Couillard prend ses distances du financement à la Charest

Philippe Couillard s’est dit heureux des changements apportés dernièrement au financement des partis politiques
Photo: La Presse canadienne (photo) Jacques Boissinot Philippe Couillard s’est dit heureux des changements apportés dernièrement au financement des partis politiques

Québec — Philippe Couillard a soutenu qu’il n’a jamais fait de financement sectoriel en faisant la tournée de bureaux de comptables, d’avocats ou de chefs d’entreprise, à l’instar de Jean Charest.


« Quand on parle de financement sectoriel, on veut dire cibler un secteur particulier. Je n’ai jamais vu ça. Je n’ai vu que du financement légal avec des gens qui recueillaient des fonds selon les directives du DGE [Directeur général des élections] », a déclaré l’ancien ministre de la Santé et des Services sociaux.


Le chef libéral réagissait à la divulgation par La Presse d’informations provenant d’anciens agendas de Jean Charest alors qu’il était chef de l’opposition officielle, agendas dont le quotidien a obtenu une cinquantaine de pages.

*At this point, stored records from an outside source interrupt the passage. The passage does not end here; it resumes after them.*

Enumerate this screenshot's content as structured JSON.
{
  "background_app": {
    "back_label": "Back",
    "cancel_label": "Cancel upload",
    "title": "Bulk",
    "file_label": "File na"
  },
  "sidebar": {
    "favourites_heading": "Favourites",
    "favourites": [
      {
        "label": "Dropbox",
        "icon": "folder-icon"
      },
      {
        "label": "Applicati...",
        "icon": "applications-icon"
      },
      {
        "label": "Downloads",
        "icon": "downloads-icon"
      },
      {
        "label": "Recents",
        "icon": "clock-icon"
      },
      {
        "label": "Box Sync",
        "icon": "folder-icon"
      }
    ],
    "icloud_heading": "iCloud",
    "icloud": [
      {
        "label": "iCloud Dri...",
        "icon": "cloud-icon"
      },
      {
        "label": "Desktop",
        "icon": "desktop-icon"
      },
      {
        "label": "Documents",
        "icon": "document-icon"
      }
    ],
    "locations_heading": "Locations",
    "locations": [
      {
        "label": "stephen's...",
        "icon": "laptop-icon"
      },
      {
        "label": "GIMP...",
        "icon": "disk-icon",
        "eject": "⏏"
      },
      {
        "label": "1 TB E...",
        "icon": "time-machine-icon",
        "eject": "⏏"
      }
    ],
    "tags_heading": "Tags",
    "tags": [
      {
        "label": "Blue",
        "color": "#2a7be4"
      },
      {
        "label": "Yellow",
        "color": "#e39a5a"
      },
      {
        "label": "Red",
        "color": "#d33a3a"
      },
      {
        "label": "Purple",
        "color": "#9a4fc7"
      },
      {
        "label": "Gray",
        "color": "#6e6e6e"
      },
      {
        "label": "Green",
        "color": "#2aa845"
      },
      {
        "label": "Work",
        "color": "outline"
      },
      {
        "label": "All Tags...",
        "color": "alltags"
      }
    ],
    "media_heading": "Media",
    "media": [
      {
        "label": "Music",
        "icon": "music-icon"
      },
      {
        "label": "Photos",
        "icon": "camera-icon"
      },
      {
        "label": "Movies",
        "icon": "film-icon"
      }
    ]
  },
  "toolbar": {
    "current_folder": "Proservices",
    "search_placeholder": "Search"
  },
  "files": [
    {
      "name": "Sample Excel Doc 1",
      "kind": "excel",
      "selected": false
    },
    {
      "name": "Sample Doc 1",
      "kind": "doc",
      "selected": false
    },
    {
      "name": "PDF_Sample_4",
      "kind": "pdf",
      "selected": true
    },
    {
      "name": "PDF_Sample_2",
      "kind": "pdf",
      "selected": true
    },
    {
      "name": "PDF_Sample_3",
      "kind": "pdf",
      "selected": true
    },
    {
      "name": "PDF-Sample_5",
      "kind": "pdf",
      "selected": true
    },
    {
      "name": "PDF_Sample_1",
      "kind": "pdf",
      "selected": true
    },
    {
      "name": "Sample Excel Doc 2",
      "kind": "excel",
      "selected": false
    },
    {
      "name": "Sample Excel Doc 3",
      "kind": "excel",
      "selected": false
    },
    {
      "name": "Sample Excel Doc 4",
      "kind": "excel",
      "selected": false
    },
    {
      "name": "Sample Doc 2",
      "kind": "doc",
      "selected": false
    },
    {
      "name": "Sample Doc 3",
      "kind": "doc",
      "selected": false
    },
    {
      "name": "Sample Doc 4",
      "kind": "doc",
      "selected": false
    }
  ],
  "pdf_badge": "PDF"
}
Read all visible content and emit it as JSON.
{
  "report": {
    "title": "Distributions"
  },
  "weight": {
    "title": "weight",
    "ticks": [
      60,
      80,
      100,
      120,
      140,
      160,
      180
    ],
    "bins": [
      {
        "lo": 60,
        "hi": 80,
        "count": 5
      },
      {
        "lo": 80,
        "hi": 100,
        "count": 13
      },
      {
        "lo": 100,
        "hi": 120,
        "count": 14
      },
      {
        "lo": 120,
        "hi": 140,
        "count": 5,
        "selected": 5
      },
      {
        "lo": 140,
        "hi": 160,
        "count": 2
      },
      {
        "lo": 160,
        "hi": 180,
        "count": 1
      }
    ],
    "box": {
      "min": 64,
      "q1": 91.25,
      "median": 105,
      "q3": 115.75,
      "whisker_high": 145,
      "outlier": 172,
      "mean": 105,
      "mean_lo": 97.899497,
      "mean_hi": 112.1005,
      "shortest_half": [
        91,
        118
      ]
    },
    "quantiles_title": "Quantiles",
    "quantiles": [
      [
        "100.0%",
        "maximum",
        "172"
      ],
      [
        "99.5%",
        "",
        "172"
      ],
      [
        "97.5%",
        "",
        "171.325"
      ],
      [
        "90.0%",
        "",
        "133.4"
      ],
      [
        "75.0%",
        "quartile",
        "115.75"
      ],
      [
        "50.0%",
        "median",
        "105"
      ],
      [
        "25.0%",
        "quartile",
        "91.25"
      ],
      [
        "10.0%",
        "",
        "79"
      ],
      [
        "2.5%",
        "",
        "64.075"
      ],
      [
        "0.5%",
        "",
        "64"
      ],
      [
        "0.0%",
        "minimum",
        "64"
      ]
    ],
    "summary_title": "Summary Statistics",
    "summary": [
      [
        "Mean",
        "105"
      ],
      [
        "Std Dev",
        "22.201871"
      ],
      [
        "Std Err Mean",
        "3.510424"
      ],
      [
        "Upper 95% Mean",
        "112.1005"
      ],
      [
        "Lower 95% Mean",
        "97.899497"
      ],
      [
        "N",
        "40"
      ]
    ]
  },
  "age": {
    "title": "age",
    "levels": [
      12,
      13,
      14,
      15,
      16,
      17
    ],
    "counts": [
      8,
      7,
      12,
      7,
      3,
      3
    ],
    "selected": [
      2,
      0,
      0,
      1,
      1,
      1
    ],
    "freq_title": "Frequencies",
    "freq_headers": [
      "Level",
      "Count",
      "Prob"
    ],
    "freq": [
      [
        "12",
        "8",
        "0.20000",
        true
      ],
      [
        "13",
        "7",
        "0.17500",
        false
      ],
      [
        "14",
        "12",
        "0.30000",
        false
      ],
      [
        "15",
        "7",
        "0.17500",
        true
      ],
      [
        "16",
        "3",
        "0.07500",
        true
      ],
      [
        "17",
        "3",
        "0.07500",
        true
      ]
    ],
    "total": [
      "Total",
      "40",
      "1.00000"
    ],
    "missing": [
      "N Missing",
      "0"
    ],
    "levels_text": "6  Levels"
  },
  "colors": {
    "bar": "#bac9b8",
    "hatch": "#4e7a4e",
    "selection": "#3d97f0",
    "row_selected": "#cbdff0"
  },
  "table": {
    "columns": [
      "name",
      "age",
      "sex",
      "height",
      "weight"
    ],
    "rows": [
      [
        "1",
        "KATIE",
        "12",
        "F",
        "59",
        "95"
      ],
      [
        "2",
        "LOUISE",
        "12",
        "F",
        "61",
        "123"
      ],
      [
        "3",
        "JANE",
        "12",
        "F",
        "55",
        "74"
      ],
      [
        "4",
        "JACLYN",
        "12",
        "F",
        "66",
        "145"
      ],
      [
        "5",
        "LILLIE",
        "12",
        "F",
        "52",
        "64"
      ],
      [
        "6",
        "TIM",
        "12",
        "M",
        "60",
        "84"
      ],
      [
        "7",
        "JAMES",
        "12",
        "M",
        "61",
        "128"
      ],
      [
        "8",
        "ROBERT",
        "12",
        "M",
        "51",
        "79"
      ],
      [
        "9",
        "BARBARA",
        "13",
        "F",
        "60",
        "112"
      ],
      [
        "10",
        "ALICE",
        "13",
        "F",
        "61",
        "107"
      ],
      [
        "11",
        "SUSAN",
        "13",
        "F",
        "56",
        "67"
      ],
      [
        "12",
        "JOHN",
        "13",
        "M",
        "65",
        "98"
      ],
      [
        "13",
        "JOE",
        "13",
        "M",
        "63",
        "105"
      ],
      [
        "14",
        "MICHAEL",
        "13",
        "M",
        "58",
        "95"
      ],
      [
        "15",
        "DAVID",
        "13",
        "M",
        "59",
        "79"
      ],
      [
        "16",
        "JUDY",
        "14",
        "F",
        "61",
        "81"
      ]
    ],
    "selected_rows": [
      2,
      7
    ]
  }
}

Ces agendas montrent que Jean Charest était impliqué au quotidien dans le financement « sectoriel » du parti, selon ce qui est rapporté, avec un de ses proches et un collecteur de fonds émérite du PLQ, Marc Bibeau, chef des entreprises Shockbéton et Beauward.


Ainsi, le 28 novembre 2001, le chef libéral s’était programmé, à compter de 14 h, une tournée des bureaux de la Place Ville-Marie où loge le cabinet du chef de l’opposition officielle. Il va serrer les mains de hauts gradés chez Desjardins Valeurs mobilières au 26e étage, Transcontinental au 33e et Samson Bélair au 30e. Inscrit à l’agenda du chef libéral : « Marc Bibeau-sectoriel » ou encore « sectoriel-MB ».


Pour sa part, le chef de la Coalition avenir Québec, François Legault, a rappelé que le Parti québécois recourait également au financement sectoriel quand il était ministre. « Par contre, se promener d’étage en étage à la Place Ville-Marie, c’est assez particulier », a-t-il fait observer. Selon lui, Marc Bibeau est « quelqu’un qui devrait être entendu à la commission Charbonneau ».

 

532 entreprises


Dans un décompte qu’il a rendu public au début d’avril, le directeur général des élections du Québec (DGEQ), Jacques Drouin, a évalué que des employés de 532 entreprises et leurs proches ont versé près de 13 millions à des partis politiques entre 2006 et 2011, surtout au PLQ. Le financement dit sectoriel provient de plusieurs personnes liées à des entreprises - firmes d’ingénieurs, entreprises de construction, cabinets d’avocats, bureaux de comptables. Ce financement peut être fait en toute légalité, mais il peut aussi être intimement lié à l’usage des prête-noms, avait prévenu le DGEQ, qui mène actuellement une enquête.


Philippe Couillard s’est dit heureux des changements apportés dernièrement au financement des partis politiques. « L’environnement dans lequel on va faire de la politique maintenant […] est considérablement plus agréable lorsqu’on n’a pas cette pression de financement qui existait auparavant », a affirmé le chef libéral.